Abstract

This is the second volume of collected essays by Luis Garcia-Ballester, the renowned Spanish scholar in the field of the history of medicine who died towards the end of 2000. In some ways, however, it looks backwards from the first (Medicine in a multicultural society: Christian, Jewish and Muslim practitioners in the Spanish kingdoms, 1222–1610, also published by Ashgate), opening as it does with four articles on the classical roots of the medieval medical world that was more particularly his domain. It is the figure of Galen, the most influential of ancient medical thinkers and writers, who is the focus of this quartet.
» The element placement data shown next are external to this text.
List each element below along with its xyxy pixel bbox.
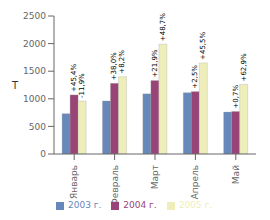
svg-text:+45,5%: +45,5% — [199, 31, 207, 59]
svg-text:Май: Май — [231, 165, 241, 184]
svg-text:+45,4%: +45,4% — [70, 63, 78, 91]
svg-text:2000: 2000 — [23, 39, 46, 49]
svg-text:+62,9%: +62,9% — [240, 53, 248, 81]
svg-text:+38,0%: +38,0% — [110, 52, 118, 80]
svg-text:0: 0 — [40, 149, 46, 159]
svg-text:2500: 2500 — [23, 11, 46, 21]
svg-text:+48,7%: +48,7% — [159, 13, 167, 41]
svg-text:+0,7%: +0,7% — [232, 84, 240, 108]
svg-text:Февраль: Февраль — [110, 165, 120, 206]
svg-text:Т: Т — [11, 80, 19, 91]
html-text:2003 г.: 2003 г. — [68, 200, 102, 210]
svg-text:Март: Март — [150, 165, 160, 189]
svg-text:1000: 1000 — [23, 94, 46, 104]
svg-text:+2,5%: +2,5% — [191, 65, 199, 89]
svg-text:1500: 1500 — [23, 66, 46, 76]
svg-text:500: 500 — [29, 122, 46, 132]
svg-text:Апрель: Апрель — [190, 165, 200, 199]
html-text:2004 г.: 2004 г. — [123, 200, 157, 210]
svg-text:Январь: Январь — [69, 165, 79, 199]
svg-text:+21,9%: +21,9% — [151, 49, 159, 77]
svg-text:-11,9%: -11,9% — [78, 73, 86, 98]
html-text:2005 г.: 2005 г. — [178, 200, 212, 210]
svg-text:+8,2%: +8,2% — [118, 50, 126, 74]
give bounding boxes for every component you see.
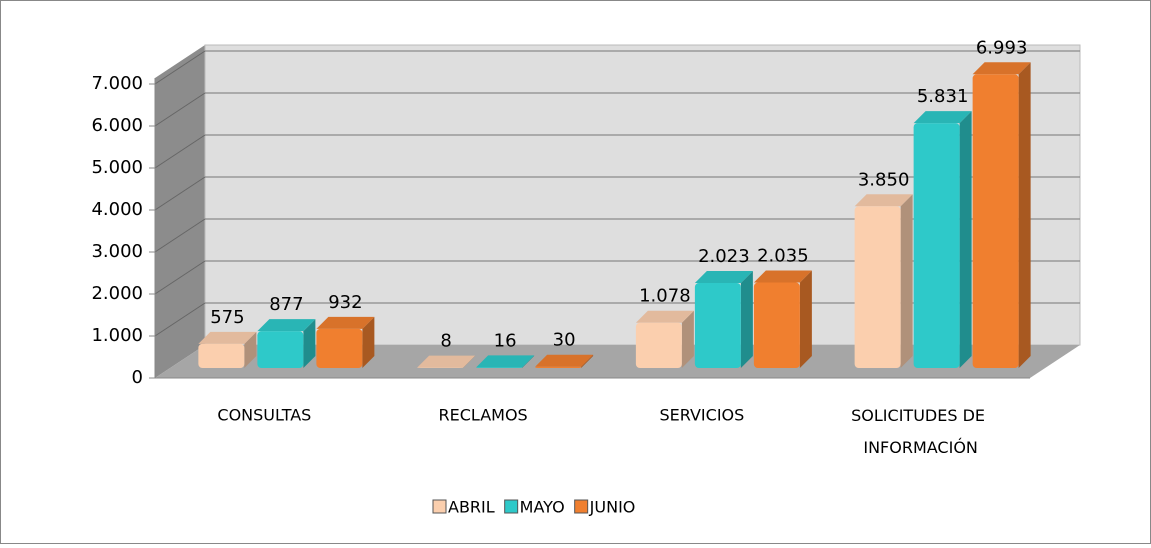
y-tick-label: 6.000 xyxy=(91,115,143,136)
side-wall xyxy=(155,45,205,378)
value-label: 932 xyxy=(328,292,362,313)
y-tick-label: 5.000 xyxy=(91,157,143,178)
x-tick-line: INFORMACIÓN xyxy=(863,438,978,457)
x-tick-label: CONSULTAS xyxy=(217,406,311,425)
value-label: 8 xyxy=(440,331,451,352)
legend-swatch xyxy=(505,500,518,513)
x-tick-line: SOLICITUDES DE xyxy=(851,406,990,425)
bar-side xyxy=(800,271,812,368)
bar xyxy=(855,206,901,368)
legend-swatch xyxy=(433,500,446,513)
value-label: 5.831 xyxy=(917,86,969,107)
bar-side xyxy=(960,111,972,368)
y-tick-label: 3.000 xyxy=(91,241,143,262)
y-tick-label: 4.000 xyxy=(91,199,143,220)
bar xyxy=(257,331,303,368)
value-label: 2.035 xyxy=(757,246,809,267)
y-tick-label: 0 xyxy=(132,367,143,388)
y-tick-label: 2.000 xyxy=(91,283,143,304)
bar xyxy=(636,323,682,368)
bar xyxy=(695,283,741,368)
value-label: 2.023 xyxy=(698,246,750,267)
legend-label: MAYO xyxy=(520,498,565,517)
legend-label: ABRIL xyxy=(448,498,495,517)
value-label: 6.993 xyxy=(976,37,1028,58)
bar xyxy=(973,74,1019,368)
bar xyxy=(535,367,581,368)
legend-swatch xyxy=(575,500,588,513)
y-tick-label: 7.000 xyxy=(91,73,143,94)
value-label: 575 xyxy=(210,307,244,328)
value-label: 877 xyxy=(269,294,303,315)
value-label: 16 xyxy=(494,330,517,351)
value-label: 30 xyxy=(553,330,576,351)
x-tick-label: SERVICIOS xyxy=(659,406,744,425)
value-label: 3.850 xyxy=(858,169,910,190)
bar-side xyxy=(1019,62,1031,368)
y-tick-label: 1.000 xyxy=(91,325,143,346)
bar xyxy=(914,123,960,368)
bar-side xyxy=(901,194,913,368)
x-tick-label: RECLAMOS xyxy=(439,406,528,425)
legend-label: JUNIO xyxy=(589,498,636,517)
value-label: 1.078 xyxy=(639,286,691,307)
bar xyxy=(476,367,522,368)
bar-side xyxy=(741,271,753,368)
bar xyxy=(316,329,362,368)
bar xyxy=(198,344,244,368)
bar xyxy=(754,283,800,368)
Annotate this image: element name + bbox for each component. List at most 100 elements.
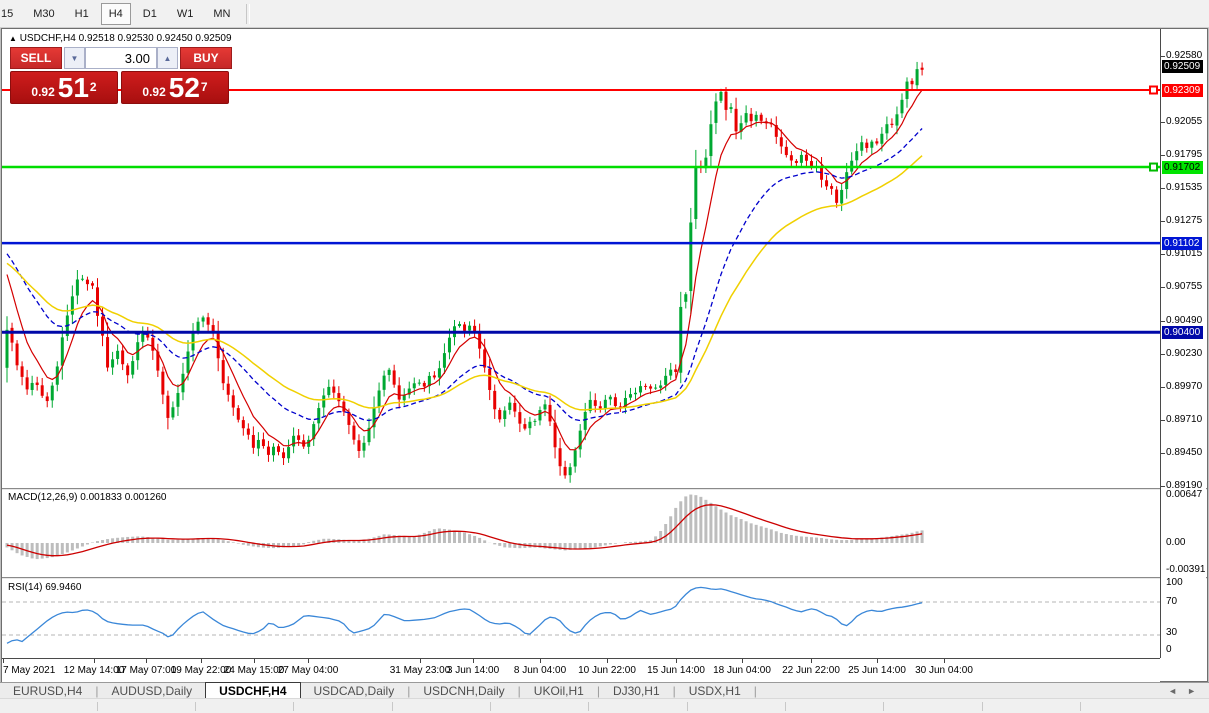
statusbar-separator: [195, 702, 196, 711]
sell-price-tile[interactable]: 0.92 51 2: [10, 71, 118, 104]
one-click-trading-panel: SELL ▼ 3.00 ▲ BUY 0.92 51 2 0.92 52 7: [10, 47, 232, 104]
time-tick: [742, 659, 743, 663]
buy-price-tile[interactable]: 0.92 52 7: [121, 71, 229, 104]
buy-button[interactable]: BUY: [180, 47, 232, 69]
chart-tab-eurusd-h4[interactable]: EURUSD,H4: [13, 684, 83, 698]
time-tick-label: 7 May 2021: [3, 665, 56, 676]
tab-separator: |: [753, 684, 757, 698]
rsi-scale-label: 0: [1166, 644, 1172, 655]
price-tick: [1161, 287, 1165, 289]
chart-tab-ukoil-h1[interactable]: UKOil,H1: [533, 684, 584, 698]
chart-window: ▲ USDCHF,H4 0.92518 0.92530 0.92450 0.92…: [1, 28, 1208, 682]
volume-decrease-icon[interactable]: ▼: [64, 47, 85, 69]
rsi-indicator-chart[interactable]: [2, 580, 1160, 657]
trade-panel-row1: SELL ▼ 3.00 ▲ BUY: [10, 47, 232, 69]
tab-scroll-arrows: ◄ ►: [1163, 683, 1209, 699]
rsi-label: RSI(14) 69.9460: [8, 582, 82, 593]
price-level-label: 0.92309: [1162, 84, 1204, 97]
price-tick-label: 0.91795: [1166, 149, 1203, 161]
panel-divider-macd[interactable]: [2, 488, 1207, 491]
timeframe-button-15[interactable]: 15: [1, 7, 14, 20]
volume-stepper: ▼ 3.00 ▲: [64, 47, 178, 69]
timeframe-button-h1[interactable]: H1: [74, 7, 89, 20]
price-tick-label: 0.92055: [1166, 116, 1203, 128]
sell-price-sup: 2: [89, 80, 97, 94]
chart-tab-usdcad-daily[interactable]: USDCAD,Daily: [313, 684, 395, 698]
chart-tab-usdchf-h4[interactable]: USDCHF,H4: [205, 682, 301, 699]
tab-separator: |: [672, 684, 676, 698]
main-price-chart[interactable]: [2, 29, 1160, 488]
price-tick: [1161, 122, 1165, 124]
timeframe-button-mn[interactable]: MN: [213, 7, 231, 20]
price-tick-label: 0.91535: [1166, 182, 1203, 194]
time-tick-label: 27 May 04:00: [277, 665, 339, 676]
tab-separator: |: [517, 684, 521, 698]
price-tick-label: 0.89710: [1166, 413, 1203, 425]
price-axis[interactable]: 0.92580 0.92055 0.91795 0.91535 0.91275 0.910…: [1160, 29, 1206, 658]
statusbar-separator: [293, 702, 294, 711]
rsi-scale-label: 70: [1166, 596, 1178, 607]
time-tick: [944, 659, 945, 663]
time-tick: [94, 659, 95, 663]
price-level-label: 0.92509: [1162, 60, 1204, 73]
timeframe-toolbar: 15 M30 H1 H4 D1 W1 MN: [0, 0, 1209, 28]
timeframe-button-w1[interactable]: W1: [176, 7, 194, 20]
tab-separator: |: [596, 684, 600, 698]
statusbar-separator: [588, 702, 589, 711]
statusbar-separator: [982, 702, 983, 711]
time-tick: [201, 659, 202, 663]
macd-label: MACD(12,26,9) 0.001833 0.001260: [8, 492, 167, 503]
volume-field[interactable]: 3.00: [85, 47, 157, 69]
statusbar-separator: [687, 702, 688, 711]
statusbar-separator: [1080, 702, 1081, 711]
timeframe-buttons: 15 M30 H1 H4 D1 W1 MN: [0, 2, 240, 25]
chart-tab-usdx-h1[interactable]: USDX,H1: [688, 684, 741, 698]
chart-tab-usdcnh-daily[interactable]: USDCNH,Daily: [423, 684, 505, 698]
macd-scale-label: 0.00: [1166, 537, 1186, 548]
price-tick: [1161, 353, 1165, 355]
chart-tab-dj30-h1[interactable]: DJ30,H1: [612, 684, 660, 698]
time-tick: [420, 659, 421, 663]
buy-price-small: 0.92: [142, 85, 166, 99]
time-tick-label: 17 May 07:00: [115, 665, 177, 676]
sell-price-big: 51: [57, 72, 89, 103]
time-tick: [877, 659, 878, 663]
macd-scale-label: 0.00647: [1166, 489, 1203, 500]
tab-scroll-left-icon[interactable]: ◄: [1168, 686, 1178, 696]
time-tick: [540, 659, 541, 663]
timeframe-button-d1[interactable]: D1: [142, 7, 157, 20]
time-tick-label: 8 Jun 04:00: [513, 665, 567, 676]
statusbar-separator: [785, 702, 786, 711]
buy-price-big: 52: [168, 72, 200, 103]
chart-tab-audusd-daily[interactable]: AUDUSD,Daily: [111, 684, 193, 698]
price-tick: [1161, 55, 1165, 57]
chart-collapse-triangle-icon[interactable]: ▲: [9, 34, 17, 43]
timeframe-button-m30[interactable]: M30: [33, 7, 55, 20]
price-level-label: 0.90400: [1162, 326, 1204, 339]
panel-divider-rsi[interactable]: [2, 577, 1207, 580]
tab-scroll-right-icon[interactable]: ►: [1187, 686, 1196, 696]
macd-indicator-chart[interactable]: [2, 491, 1160, 577]
time-tick: [607, 659, 608, 663]
timeframe-button-h4[interactable]: H4: [100, 2, 131, 25]
price-level-label: 0.91702: [1162, 161, 1204, 174]
time-tick-label: 24 May 15:00: [223, 665, 285, 676]
time-tick: [308, 659, 309, 663]
chart-ohlc-header: ▲ USDCHF,H4 0.92518 0.92530 0.92450 0.92…: [9, 33, 232, 44]
tab-separator: |: [407, 684, 411, 698]
statusbar-separator: [490, 702, 491, 711]
sell-price-small: 0.92: [31, 85, 55, 99]
price-tick-label: 0.92580: [1166, 49, 1203, 61]
volume-increase-icon[interactable]: ▲: [157, 47, 178, 69]
time-tick-label: 12 May 14:00: [63, 665, 125, 676]
chart-tab-bar: EURUSD,H4 | AUDUSD,Daily USDCHF,H4 USDCAD,Da…: [0, 682, 1209, 699]
price-tick: [1161, 320, 1165, 322]
price-tick: [1161, 419, 1165, 421]
time-tick: [254, 659, 255, 663]
rsi-scale-label: 30: [1166, 627, 1178, 638]
statusbar-separator: [97, 702, 98, 711]
time-tick-label: 31 May 23:00: [389, 665, 451, 676]
sell-button[interactable]: SELL: [10, 47, 62, 69]
statusbar-separator: [392, 702, 393, 711]
time-axis[interactable]: 7 May 2021 12 May 14:00 17 May 07:00 19 May…: [2, 658, 1160, 682]
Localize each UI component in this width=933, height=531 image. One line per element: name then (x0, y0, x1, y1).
A new English version of a synthetic essay on Galen's life and work, originally produced by Garcia-Ballester to introduce a Spanish translation of Galen's major treatise On the affected parts (De locis affectis), joins such well-established essays as that ‘On the origin of the “six non-natural things” in Galen’. Then matters move on from Galen himself, to the medical system built out of his ideas and writings in the medieval West; and seven essays are dedicated to tracing and analysing these developments. Indeed, it is in many ways changes within these intellectual currents, and their institutional setting and professional involvements, that are of particular interest, as articles on ‘The new Galen’, and ‘The construction of a new form of learning and practising medicine in medieval Latin Europe’ indicate. Away from these pretty well-known and influential discussions, there are two essays (in Spanish) on medieval debates on fevers, and other pieces on medical teaching and the circulation of Arabic medical manuscripts in Spain, the former rendered into English for the first time. The book is completed by a full (and very impressive) bibliography of Garcia-Ballester's publications, and a welcome index of persons, texts, places and institutions. There are, it has to be said, some problems with the English, the typography, and the general presentation of the volume; but such a collection is valuable none the less. It brings together in a thematic manner essays by a prominent scholar from a wide range of sources, some more accessible than others.